L'état d'urgence a été décrété mardi à Bangkok après de violents affrontements entre partisans et adversaires du premier ministre thaïlandais Samak Sundaravej, dont des milliers d'opposants continuent d'exiger la démission en occupant le siège du gouvernement.

«En raison des violences nocturnes qui ont troublé l'ordre dans le pays et (qui) sont allées à l'encontre des lois, le gouvernement a déclaré l'état d'urgence, ce qui affectera les libertés individuelles», a annoncé la radio d'État.

Les heurts ont fait au moins un mort et 44 blessés, dont trois par balles, a indiqué le Centre national d'urgence. «Un homme de 53 ans est mort après avoir été battu à l'aide d'objets contondants. Il est décédé dans un hôpital public», a-t-il ajouté.

M. Samak, 73 ans, premier ministre depuis à peine sept mois, a nommé le chef de l'armée, le général Anupong Paojinda, à la tête d'un commandement spécial chargé de faire appliquer l'état d'urgence. Cette équipe comprend également le chef de la police nationale et le commandant militaire de la région de Bangkok.

Les rassemblements de plus de cinq personnes ont été interdits.

Le général Anupong a exclu la possibilité d'un coup d'État et, en dépit des pouvoirs spéciaux que lui confère l'état d'urgence, il a semblé privilégier la négociation, et non la force, pour mettre fin à l'occupation du siège du gouvernement depuis une semaine.

«Si nous utilisons des moyens militaires pour régler ce problème, cela ne serait pas acceptable. Cette porte est totalement fermée», a-t-il dit.

Dans la nuit, des milliers de manifestants pro et anti-gouvernementaux --certains casqués et armés de barres de fer-- se sont affrontés à Bangkok, selon la police qui a fait état de coups de feu et a demandé à l'armée de lui prêter main forte.

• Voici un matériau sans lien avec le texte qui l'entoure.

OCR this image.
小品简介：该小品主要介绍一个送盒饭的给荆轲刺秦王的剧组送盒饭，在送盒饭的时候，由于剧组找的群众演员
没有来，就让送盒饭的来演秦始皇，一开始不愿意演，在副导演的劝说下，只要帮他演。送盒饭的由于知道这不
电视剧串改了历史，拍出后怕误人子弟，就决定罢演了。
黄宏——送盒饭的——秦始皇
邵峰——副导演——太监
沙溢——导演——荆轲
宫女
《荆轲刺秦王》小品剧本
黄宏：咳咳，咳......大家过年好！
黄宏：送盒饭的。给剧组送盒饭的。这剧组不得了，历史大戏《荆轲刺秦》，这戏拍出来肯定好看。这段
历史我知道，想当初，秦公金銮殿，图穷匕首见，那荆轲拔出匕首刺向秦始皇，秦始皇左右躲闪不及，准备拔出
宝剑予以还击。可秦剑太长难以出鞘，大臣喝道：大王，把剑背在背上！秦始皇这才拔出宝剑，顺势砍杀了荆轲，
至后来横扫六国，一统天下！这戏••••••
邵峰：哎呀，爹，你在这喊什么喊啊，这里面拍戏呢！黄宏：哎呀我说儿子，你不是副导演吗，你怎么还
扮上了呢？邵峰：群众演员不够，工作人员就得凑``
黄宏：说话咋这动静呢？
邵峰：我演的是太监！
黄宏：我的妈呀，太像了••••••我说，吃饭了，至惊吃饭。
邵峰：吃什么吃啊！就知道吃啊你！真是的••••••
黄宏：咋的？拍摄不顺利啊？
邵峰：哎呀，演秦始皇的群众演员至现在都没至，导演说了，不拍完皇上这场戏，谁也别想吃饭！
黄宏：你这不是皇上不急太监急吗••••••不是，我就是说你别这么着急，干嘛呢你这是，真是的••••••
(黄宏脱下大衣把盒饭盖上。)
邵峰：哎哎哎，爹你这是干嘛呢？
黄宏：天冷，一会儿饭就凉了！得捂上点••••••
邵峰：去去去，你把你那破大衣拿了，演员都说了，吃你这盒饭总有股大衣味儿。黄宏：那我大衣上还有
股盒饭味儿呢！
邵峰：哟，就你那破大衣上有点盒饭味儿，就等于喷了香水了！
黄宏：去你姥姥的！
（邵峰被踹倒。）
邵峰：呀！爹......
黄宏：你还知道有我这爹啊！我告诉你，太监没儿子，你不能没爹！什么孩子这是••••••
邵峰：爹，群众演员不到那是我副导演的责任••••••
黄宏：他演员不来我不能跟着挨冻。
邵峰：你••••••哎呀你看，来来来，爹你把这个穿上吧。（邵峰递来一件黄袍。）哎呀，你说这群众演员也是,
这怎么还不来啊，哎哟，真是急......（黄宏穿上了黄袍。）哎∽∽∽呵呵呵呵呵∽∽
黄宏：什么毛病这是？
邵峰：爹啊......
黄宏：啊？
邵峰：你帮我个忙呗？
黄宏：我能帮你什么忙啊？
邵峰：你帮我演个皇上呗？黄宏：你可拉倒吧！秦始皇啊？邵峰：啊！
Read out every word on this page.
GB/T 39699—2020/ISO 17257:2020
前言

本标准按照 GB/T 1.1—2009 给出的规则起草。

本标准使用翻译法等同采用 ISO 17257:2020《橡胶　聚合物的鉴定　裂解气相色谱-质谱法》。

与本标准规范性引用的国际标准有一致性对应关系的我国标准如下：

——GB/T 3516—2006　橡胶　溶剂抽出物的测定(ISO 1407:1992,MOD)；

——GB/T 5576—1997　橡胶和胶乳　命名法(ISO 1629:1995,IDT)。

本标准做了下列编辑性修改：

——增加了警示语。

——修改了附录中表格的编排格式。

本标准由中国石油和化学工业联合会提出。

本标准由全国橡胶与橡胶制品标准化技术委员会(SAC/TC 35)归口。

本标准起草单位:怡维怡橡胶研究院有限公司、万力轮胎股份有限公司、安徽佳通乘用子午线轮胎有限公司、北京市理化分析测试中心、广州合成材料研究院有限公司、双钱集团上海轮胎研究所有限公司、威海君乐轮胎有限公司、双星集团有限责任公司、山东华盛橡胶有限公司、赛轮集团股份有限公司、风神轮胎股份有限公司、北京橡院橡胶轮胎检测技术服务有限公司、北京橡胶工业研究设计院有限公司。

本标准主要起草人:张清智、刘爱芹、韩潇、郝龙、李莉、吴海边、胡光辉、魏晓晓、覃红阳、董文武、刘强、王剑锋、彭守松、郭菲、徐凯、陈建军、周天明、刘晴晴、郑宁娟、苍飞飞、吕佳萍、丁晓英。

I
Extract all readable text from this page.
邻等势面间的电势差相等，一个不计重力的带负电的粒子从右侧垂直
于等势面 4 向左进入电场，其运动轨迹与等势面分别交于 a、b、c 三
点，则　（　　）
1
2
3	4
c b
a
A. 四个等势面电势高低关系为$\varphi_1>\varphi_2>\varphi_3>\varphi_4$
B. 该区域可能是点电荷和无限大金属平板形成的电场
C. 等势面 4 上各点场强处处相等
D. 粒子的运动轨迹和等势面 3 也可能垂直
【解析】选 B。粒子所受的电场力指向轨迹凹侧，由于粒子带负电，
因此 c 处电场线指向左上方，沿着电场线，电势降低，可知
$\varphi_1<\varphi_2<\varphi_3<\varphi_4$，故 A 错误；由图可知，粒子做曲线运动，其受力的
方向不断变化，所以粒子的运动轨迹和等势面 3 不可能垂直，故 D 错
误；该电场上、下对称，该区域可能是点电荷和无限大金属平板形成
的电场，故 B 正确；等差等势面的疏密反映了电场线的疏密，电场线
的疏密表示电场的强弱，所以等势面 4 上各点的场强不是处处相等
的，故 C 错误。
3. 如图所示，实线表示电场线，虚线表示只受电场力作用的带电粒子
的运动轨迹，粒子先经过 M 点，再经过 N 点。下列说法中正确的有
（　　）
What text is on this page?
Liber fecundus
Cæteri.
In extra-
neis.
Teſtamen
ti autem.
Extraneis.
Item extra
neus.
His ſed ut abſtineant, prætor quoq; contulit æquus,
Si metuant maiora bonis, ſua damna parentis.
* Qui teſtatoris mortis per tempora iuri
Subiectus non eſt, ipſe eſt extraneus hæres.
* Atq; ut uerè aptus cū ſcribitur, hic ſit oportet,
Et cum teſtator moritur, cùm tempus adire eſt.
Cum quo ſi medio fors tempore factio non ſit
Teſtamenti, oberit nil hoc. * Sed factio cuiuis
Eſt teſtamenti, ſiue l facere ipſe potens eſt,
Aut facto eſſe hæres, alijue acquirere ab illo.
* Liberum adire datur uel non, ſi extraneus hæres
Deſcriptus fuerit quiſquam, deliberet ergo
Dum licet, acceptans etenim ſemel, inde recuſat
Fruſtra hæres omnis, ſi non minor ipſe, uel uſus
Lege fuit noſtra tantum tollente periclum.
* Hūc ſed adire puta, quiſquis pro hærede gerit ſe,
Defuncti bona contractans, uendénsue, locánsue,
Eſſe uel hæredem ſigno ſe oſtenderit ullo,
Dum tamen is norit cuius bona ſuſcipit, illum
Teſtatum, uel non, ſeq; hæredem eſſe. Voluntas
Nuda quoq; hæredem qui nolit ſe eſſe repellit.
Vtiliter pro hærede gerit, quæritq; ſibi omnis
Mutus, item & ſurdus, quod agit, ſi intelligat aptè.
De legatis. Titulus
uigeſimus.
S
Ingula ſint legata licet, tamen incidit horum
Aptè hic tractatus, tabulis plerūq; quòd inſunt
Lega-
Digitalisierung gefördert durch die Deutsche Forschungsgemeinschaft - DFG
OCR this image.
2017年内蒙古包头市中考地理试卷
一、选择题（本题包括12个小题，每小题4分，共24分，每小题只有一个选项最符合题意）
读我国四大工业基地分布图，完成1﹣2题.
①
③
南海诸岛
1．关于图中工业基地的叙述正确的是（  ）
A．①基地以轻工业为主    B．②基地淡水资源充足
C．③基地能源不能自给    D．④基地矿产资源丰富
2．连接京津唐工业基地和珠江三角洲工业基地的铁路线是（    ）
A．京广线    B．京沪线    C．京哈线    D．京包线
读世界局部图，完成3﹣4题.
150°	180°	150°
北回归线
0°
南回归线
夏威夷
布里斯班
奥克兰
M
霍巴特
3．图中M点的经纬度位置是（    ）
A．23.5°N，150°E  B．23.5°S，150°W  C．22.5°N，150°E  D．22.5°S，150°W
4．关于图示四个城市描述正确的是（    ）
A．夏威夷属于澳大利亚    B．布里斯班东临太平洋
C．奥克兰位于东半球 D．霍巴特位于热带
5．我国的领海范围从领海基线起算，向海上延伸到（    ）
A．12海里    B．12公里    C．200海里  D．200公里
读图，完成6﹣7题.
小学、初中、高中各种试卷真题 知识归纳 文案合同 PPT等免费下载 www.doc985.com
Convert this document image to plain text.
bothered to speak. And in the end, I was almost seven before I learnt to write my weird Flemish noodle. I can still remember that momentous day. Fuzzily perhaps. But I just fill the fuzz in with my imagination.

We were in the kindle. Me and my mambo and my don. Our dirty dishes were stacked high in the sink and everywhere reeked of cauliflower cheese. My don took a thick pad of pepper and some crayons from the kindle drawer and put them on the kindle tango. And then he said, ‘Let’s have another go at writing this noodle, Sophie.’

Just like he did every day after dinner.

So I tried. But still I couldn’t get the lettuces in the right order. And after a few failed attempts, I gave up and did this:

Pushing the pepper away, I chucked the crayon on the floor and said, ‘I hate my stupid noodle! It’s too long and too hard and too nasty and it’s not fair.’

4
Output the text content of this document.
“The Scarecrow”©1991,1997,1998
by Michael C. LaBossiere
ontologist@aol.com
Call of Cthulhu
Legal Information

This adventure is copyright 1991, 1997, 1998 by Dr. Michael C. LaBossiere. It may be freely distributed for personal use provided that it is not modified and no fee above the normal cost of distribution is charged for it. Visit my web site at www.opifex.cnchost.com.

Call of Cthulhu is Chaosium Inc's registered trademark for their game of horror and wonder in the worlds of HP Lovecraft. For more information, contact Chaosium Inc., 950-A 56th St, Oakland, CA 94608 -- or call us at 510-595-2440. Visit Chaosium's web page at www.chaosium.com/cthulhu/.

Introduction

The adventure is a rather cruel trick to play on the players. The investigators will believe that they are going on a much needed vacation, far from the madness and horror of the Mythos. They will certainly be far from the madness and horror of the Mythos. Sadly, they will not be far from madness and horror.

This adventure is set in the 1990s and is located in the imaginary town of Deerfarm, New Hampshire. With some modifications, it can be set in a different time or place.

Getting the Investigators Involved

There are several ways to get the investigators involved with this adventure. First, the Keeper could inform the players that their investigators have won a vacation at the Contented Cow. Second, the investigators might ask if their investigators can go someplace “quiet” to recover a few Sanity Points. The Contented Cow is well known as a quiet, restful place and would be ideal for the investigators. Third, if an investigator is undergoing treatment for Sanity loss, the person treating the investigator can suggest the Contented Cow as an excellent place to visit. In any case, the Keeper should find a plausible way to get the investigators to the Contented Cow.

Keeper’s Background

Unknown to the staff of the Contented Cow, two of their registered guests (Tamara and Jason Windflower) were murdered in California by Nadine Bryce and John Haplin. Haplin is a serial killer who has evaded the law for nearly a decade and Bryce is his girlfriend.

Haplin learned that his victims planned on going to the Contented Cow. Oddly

Les deux groupes de manifestants se sont opposés violemment non loin du siège du gouvernement, occupé depuis le 26 août par des milliers de partisans de l'Alliance du peuple pour la démocratie (PAD), coalition hétéroclite de militants nationalistes, royalistes et syndicaux.

La PAD réclame le départ de Samak Sundaravej, qu'elle accuse d'être la «marionnette» de l'ancien premier ministre de Thaïlande, Thaksin Shinawatra, renversé par un putsch militaire en 2006 et réfugié en Grande-Bretagne à la suite d'accusations de corruption et d'irrespect envers la monarchie.

Peu après la proclamation de l'état d'urgence, le principal leader des manifestants a exhorté 5000 de ses partisans à ne pas céder.

«Vous ne devez pas avoir peur de l'état d'urgence», a lancé Sondhi Limthongkul, fondateur de la PAD, dont les militants restent barricadés à l'intérieur du siège du gouvernement.

Samak Sundaravej, jusqu'ici réticent à recourir à la force pour déloger les manifestants, a exhorté les protestataires à évacuer les lieux.

«Ils doivent être délogés de Government House», a déclaré M. Samak depuis le quartier-général de l'armée.

«Je n'avais d'autre choix que de déclarer l'état d'urgence à Bangkok pour régler le problème une fois pour toutes. L'armée et la police feront appliquer (la mesure d'exception)», a-t-il ajouté, excluant la démission ou la dissolution du Parlement.

La principale confédération syndicale, la State Enterprises Workers' Relations Confederation (43 syndicats, 200 000 membres), a appelé à des débrayages à partir de mercredi, menaçant de couper l'eau et l'électricité aux agences du gouvernement.

En 2006, la PAD avait contribué, également par des actions dans la capitale thaïlandaise, à déstabiliser M. Thaksin avant son renversement par l'armée.

Le parti de M. Samak, dominé par des lieutenants de M. Thaksin, a largement remporté en décembre dernier les premières élections législatives depuis le putsch.